My Baseball Memories: What Ernie Harwell Taught Me about Life
I grew up in what is arguably the most bankrupt major city in the US (morally and financially)—Detroit. Actually living in the city for a while and then just outside of it afforded me the opportunity to go to The Corner multiple times a season. I remember attending games and having to wiggle back and forth to see the entire field. Those obstructed view seats seemed everywhere when I was a kid. Blocked views aside, I got to see some of the greatest Tigers play: Kirk Gibson, Mark “The Bird” Fydrich, Jack Morris, Sweet Lou, Cecil Fielder, and on and on. My most prominent memory was getting to watch The Bird, once. 1977. I was 9. Indeed The Bird was “the Word” in Motown. His odd and unique delivery, the argument over whether or not he spoke to the ball, and all the quirks that came with him. It was a show with him. Baseball doesn’t have many outstanding quirky players like this, instead of headlines watching the wackiness of a great athlete, we get inundated with PED reports, of suspensions as a result of the Biogenesis investigation. Mark was refreshing. He was so awkward. And I actually wanted, for a brief time, to be as odd as him, but at my Little League position of catcher. It was a fleeting thought as my knees and eyes starting going, so it was off to a different sport. RIP Bird.
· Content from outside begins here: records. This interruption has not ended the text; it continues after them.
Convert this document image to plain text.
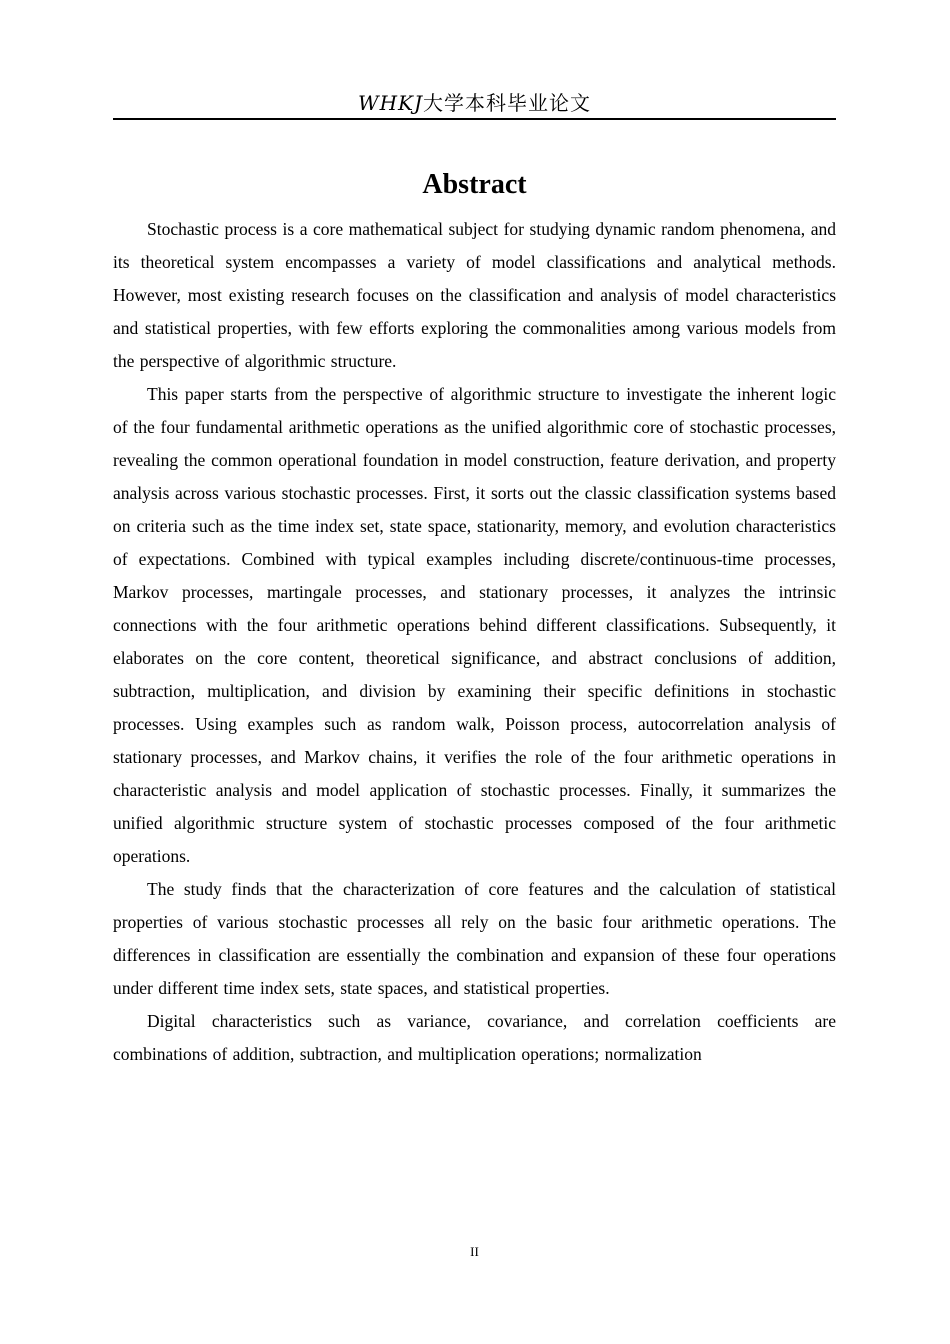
WHKJ大学本科毕业论文
Abstract

Stochastic process is a core mathematical subject for studying dynamic random phenomena, and its theoretical system encompasses a variety of model classifications and analytical methods. However, most existing research focuses on the classification and analysis of model characteristics and statistical properties, with few efforts exploring the commonalities among various models from the perspective of algorithmic structure.

This paper starts from the perspective of algorithmic structure to investigate the inherent logic of the four fundamental arithmetic operations as the unified algorithmic core of stochastic processes, revealing the common operational foundation in model construction, feature derivation, and property analysis across various stochastic processes. First, it sorts out the classic classification systems based on criteria such as the time index set, state space, stationarity, memory, and evolution characteristics of expectations. Combined with typical examples including discrete/continuous-time processes, Markov processes, martingale processes, and stationary processes, it analyzes the intrinsic connections with the four arithmetic operations behind different classifications. Subsequently, it elaborates on the core content, theoretical significance, and abstract conclusions of addition, subtraction, multiplication, and division by examining their specific definitions in stochastic processes. Using examples such as random walk, Poisson process, autocorrelation analysis of stationary processes, and Markov chains, it verifies the role of the four arithmetic operations in characteristic analysis and model application of stochastic processes. Finally, it summarizes the unified algorithmic structure system of stochastic processes composed of the four arithmetic operations.

The study finds that the characterization of core features and the calculation of statistical properties of various stochastic processes all rely on the basic four arithmetic operations. The differences in classification are essentially the combination and expansion of these four operations under different time index sets, state spaces, and statistical properties.

Digital characteristics such as variance, covariance, and correlation coefficients are combinations of addition, subtraction, and multiplication operations; normalization

II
As much as I enjoyed that one vivid moment and watching him on TV, it wasn’t the best or most important part of my Tigers experience. Not by a long shot. The best part of growing up a Detroit Tigers fan wasn’t the players of that era or the past. I knew the storied history of the Tigers. Ty Cobb, Al Kaline, and Hank Greenberg are just a few; the list goes on and on. It wasn’t the storied history of the franchise. It wasn’t how awesome Tiger Stadium seemed as a kid when I went to games. It wasn’t any of that. It was a voice. A golden voice. A calm voice. THE voice of baseball.
THE voice of the Tigers. THE voice of MLB. He was ranked 16th by the American Sportscasters Association a few years ago, but he really isn’t that low on the list. Not to those who grew up hearing the man who introduced the start of each season with “The Voice of the Turtle”.